現在4歳の彼はデビュー以来ここまで10戦10勝。そんなスーパーホースを管理するウィリアム・ハガス調教師が「道悪にならなければ凱旋門賞に出るかもしれません」とコメントを出したのだ。
先述した通りデビュー以来10連勝中の同馬だが、とくにここ6戦はいずれもGⅠを使いながらも連勝街道を突き進んでいる。また、デビューから9戦はムーランドロンシャン 賞(GⅠ)やサセックスS(GⅠ)等、いずれもマイル、もしくは1600メートル戦(英国では競馬場によりマイル戦は約1609メートル)だったが、前走では1マイル2ハロン56ヤードの英インターナショナルS(GⅠ)に出走。初めての距離でそれまで同様のパフォーマンスが出来るのかが注目されたがそんな心配は杞憂に終わる。ディフェンディングチャンピオンのミシュリフを相手に持ったまま並びに行くと、最後は6馬身半突き放して快勝してみせたのだ。
主戦騎手は語る
「レース前から自信はありましたよ」
デビュー当初を除く8戦でタッグを組み、6つのGⅠを含む重賞7勝を飾ってきたジム・クローリー騎手に、話を伺うと、そう答え、更に続けた。
「それまでとは違う戦場(距離)だった事もあり、余計なプレッシャーはかからなかったため、ナーバスにもなりませんでした」
負けても仕方なし、という気持ちもあったという事か。しかし、だからといって「自信がある」とはならないと思うのだが、その点を聞くと、更に答える。
「自信というか、希望ですかね。この距離でも彼はこんなに強いんだぞ!というのを皆に見てもらいたい。そんな希望に溢れていました」
結果は先述した通り圧勝するのだが、では主戦ジョッキーは彼のどこが良いと感じているのだろうか?
「フットワークの切れが素晴らしいです。ゴーサインを出すとギアチェンジをしてくれるのですが、その時のフィーリングは今まで感じた事のないモノ。バーイードでしか得られない感触です」
前走で約2000メートルの距離も克服したわけだが、凱旋門賞となると更に延びて2400メートルとなる。果たして鞍上は彼のベストディスタンスは何メートルだと感じているのだろう?

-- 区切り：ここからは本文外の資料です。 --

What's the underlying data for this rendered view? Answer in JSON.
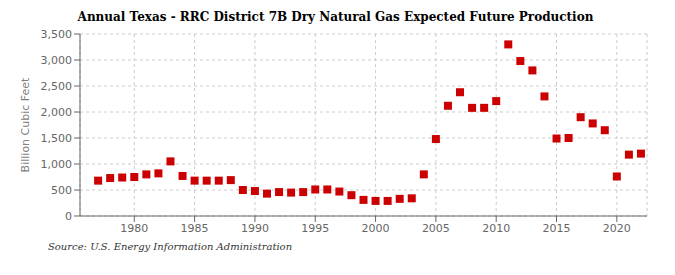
{
  "chart_data": {
    "type": "scatter",
    "title": "Annual Texas - RRC District 7B Dry Natural Gas Expected Future Production",
    "ylabel": "Billion Cubic Feet",
    "annotation": "Source: U.S. Energy Information Administration",
    "color": "#cc0000",
    "marker": "square",
    "grid": true,
    "xlim": [
      1975.5,
      2022.5
    ],
    "ylim": [
      0,
      3500
    ],
    "xticks": [
      1980,
      1985,
      1990,
      1995,
      2000,
      2005,
      2010,
      2015,
      2020
    ],
    "yticks": [
      0,
      500,
      {
        "value": 1000,
        "label": "1,000"
      },
      {
        "value": 1500,
        "label": "1,500"
      },
      {
        "value": 2000,
        "label": "2,000"
      },
      {
        "value": 2500,
        "label": "2,500"
      },
      {
        "value": 3000,
        "label": "3,000"
      },
      {
        "value": 3500,
        "label": "3,500"
      }
    ],
    "x": [
      1977,
      1978,
      1979,
      1980,
      1981,
      1982,
      1983,
      1984,
      1985,
      1986,
      1987,
      1988,
      1989,
      1990,
      1991,
      1992,
      1993,
      1994,
      1995,
      1996,
      1997,
      1998,
      1999,
      2000,
      2001,
      2002,
      2003,
      2004,
      2005,
      2006,
      2007,
      2008,
      2009,
      2010,
      2011,
      2012,
      2013,
      2014,
      2015,
      2016,
      2017,
      2018,
      2019,
      2020,
      2021,
      2022
    ],
    "values": [
      680,
      730,
      740,
      750,
      800,
      820,
      1050,
      770,
      680,
      680,
      680,
      690,
      500,
      480,
      430,
      460,
      450,
      460,
      510,
      510,
      470,
      400,
      310,
      290,
      290,
      330,
      340,
      800,
      1480,
      2120,
      2380,
      2080,
      2080,
      2210,
      3300,
      2980,
      2800,
      2300,
      1490,
      1500,
      1900,
      1780,
      1650,
      760,
      1180,
      1200
    ]
  }
}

「インターナショナルSを使う前までは1200メートルから1600メートルが良いと思っていました。でも前走の感触だと2400メートルでも全く問題なく走れそうです。ご覧いただいた通り、ギリギリ2000をこなしたというのではなく、終いの脚がしっかりしていて、ゴールラインを越えた後も止まりませんでしたから……」
つまり、クローリー自身に選択権があれば、迷わず凱旋門賞へ向かうという事か?
「幸か不幸か現在のところ凱旋門賞で他に乗る馬はいませんからね。行くと言われれば喜んで乗るし、意見を求められれば『大丈夫だと思います』と答えます」
日本馬についてはどう考えているのか?
では、彼自身にとって凱旋門賞とはどんな意味を持つレースなのだろうか?
「最も重要なレースと言っても過言ではありません。私は過去にユリシーズで3着(2017年)したけど、まだ勝っていません。世界中の他のジョッキーと同じように、私にとってもとても勝ちたいレースです」
そんな世界中のジョッキーが戴冠を願うレースに、今年も4頭の日本馬が挑戦する事については次のように語る。

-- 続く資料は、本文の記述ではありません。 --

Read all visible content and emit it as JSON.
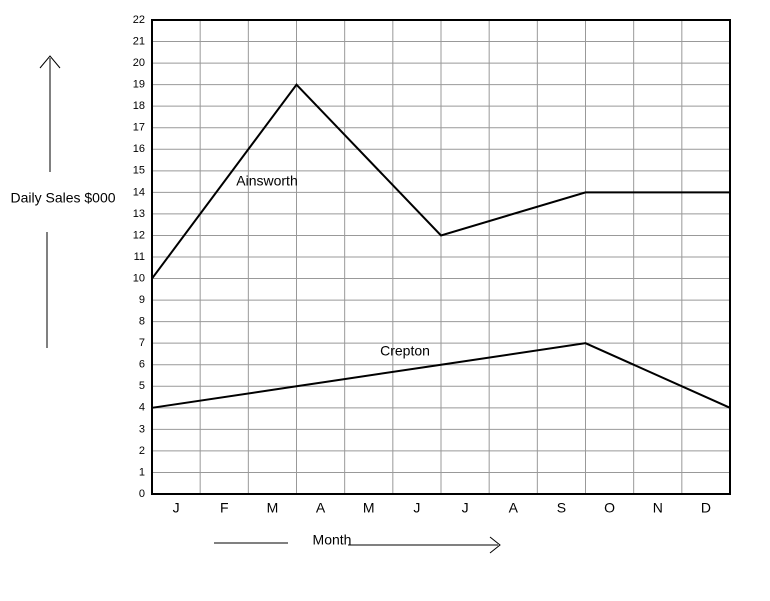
{
  "chart_data": {
    "type": "line",
    "y_label": "Daily Sales $000",
    "x_label": "Month",
    "categories": [
      "J",
      "F",
      "M",
      "A",
      "M",
      "J",
      "J",
      "A",
      "S",
      "O",
      "N",
      "D"
    ],
    "x": [
      0,
      3,
      6,
      9,
      12
    ],
    "xlim": [
      0,
      12
    ],
    "series": [
      {
        "name": "Ainsworth",
        "color": "#000000",
        "values": [
          10,
          19,
          12,
          14,
          14
        ]
      },
      {
        "name": "Crepton",
        "color": "#000000",
        "values": [
          4,
          5,
          6,
          7,
          4
        ]
      }
    ],
    "ylim": [
      0,
      22
    ],
    "yticks": [
      0,
      1,
      2,
      3,
      4,
      5,
      6,
      7,
      8,
      9,
      10,
      11,
      12,
      13,
      14,
      15,
      16,
      17,
      18,
      19,
      20,
      21,
      22
    ],
    "grid": true
  }
}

「毎年、日本馬が挑戦しているのは知っているし、その姿勢を尊敬しています。また、今春もサウジアラビアやドバイで活躍していたように、日本馬のレベルの高さも分かっています。だから、サセックスSでも(バスラットレオンに)注意を払っていました」
となれば当然、凱旋門賞でも軽視は出来ないと続ける。
「まだ自分(バーイード)が凱旋門賞に出るか分かりませんが、出走となれば、日本馬は脅威の存在です」
今年は10月2日に行われる凱旋門賞までついに1ヶ月を切った。バーイードと日本馬の激突が見られるのか。ジム・クローリーを脅かす日本馬が出て来る事を願おう。